[Rojas] covers much ground, from the Qin Dynasty (c. 200 BC) to postmodern art, and demonstrates just how powerful the idea of the Wall has become in modern China.
- Kate Merkel-Hess, Times Literary Supplement
Carlos Rojas’s deceptively compact cultural study suggests convincingly that the search for meaning in the Wall lies neither with the iconic imagery nor the literal structure itself, but somewhere in the gaps between, where imagination can run rampant—and frequently has. As it turns out, investigating the many and varied symbolic uses of a wall—the tensions between the need to protect and imprison, to guard against and to tear down, to blazon forth and to shut out—provides a very simple and natural key to opening up the Chinese culture as a whole.
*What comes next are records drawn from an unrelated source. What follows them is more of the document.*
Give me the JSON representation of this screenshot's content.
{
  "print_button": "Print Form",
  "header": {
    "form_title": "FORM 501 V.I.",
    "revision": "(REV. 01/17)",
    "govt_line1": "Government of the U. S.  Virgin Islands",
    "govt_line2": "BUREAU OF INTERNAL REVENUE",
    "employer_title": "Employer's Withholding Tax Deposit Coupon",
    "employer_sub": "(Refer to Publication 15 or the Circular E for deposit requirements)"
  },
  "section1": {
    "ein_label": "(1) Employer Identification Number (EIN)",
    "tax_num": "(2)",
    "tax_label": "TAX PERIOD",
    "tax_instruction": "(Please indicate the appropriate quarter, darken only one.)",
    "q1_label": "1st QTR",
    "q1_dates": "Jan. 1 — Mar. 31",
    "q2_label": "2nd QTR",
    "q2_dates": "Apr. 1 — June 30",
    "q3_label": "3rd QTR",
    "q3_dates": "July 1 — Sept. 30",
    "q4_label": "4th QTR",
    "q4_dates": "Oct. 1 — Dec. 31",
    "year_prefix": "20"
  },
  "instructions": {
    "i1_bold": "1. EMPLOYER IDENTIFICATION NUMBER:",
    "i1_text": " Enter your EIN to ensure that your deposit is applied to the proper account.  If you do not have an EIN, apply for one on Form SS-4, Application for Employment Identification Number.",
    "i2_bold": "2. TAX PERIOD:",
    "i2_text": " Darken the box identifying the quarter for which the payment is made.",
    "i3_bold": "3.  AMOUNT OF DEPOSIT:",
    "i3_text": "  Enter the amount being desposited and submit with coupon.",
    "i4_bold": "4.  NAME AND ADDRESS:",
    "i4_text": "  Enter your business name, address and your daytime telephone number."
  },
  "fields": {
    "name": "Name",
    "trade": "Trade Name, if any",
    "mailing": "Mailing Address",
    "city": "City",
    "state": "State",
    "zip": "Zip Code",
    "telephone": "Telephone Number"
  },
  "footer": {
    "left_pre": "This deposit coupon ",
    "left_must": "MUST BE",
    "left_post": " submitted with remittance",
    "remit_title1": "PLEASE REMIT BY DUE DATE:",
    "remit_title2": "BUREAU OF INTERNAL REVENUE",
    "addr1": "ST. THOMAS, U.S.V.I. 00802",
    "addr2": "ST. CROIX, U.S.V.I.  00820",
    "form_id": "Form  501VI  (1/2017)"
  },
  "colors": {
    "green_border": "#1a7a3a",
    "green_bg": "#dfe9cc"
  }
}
- Kerrie Mills, PopMatters
Rojas is among a vanguard of scholars applying perspectives of the emerging field of cultural studies to China. The book is a history of what people have thought about the Great Wall. Rojas argues that inherited beliefs helped shape the wall’s subsequent history. He traces the rise and fall of Chinese perceptions of long defensive walls from a symbol of Qin dynasty (221–206 BCE) oppression to Ming dynasty (1368–1644) insularity and defensive failure. Rojas contends that in the 20th century, Westerners influenced Chinese nationalists to adopt the Ming Great Wall as a symbol of national unity and power…Rojas’s clear, lively prose makes his work an excellent choice for undergraduate cultural studies.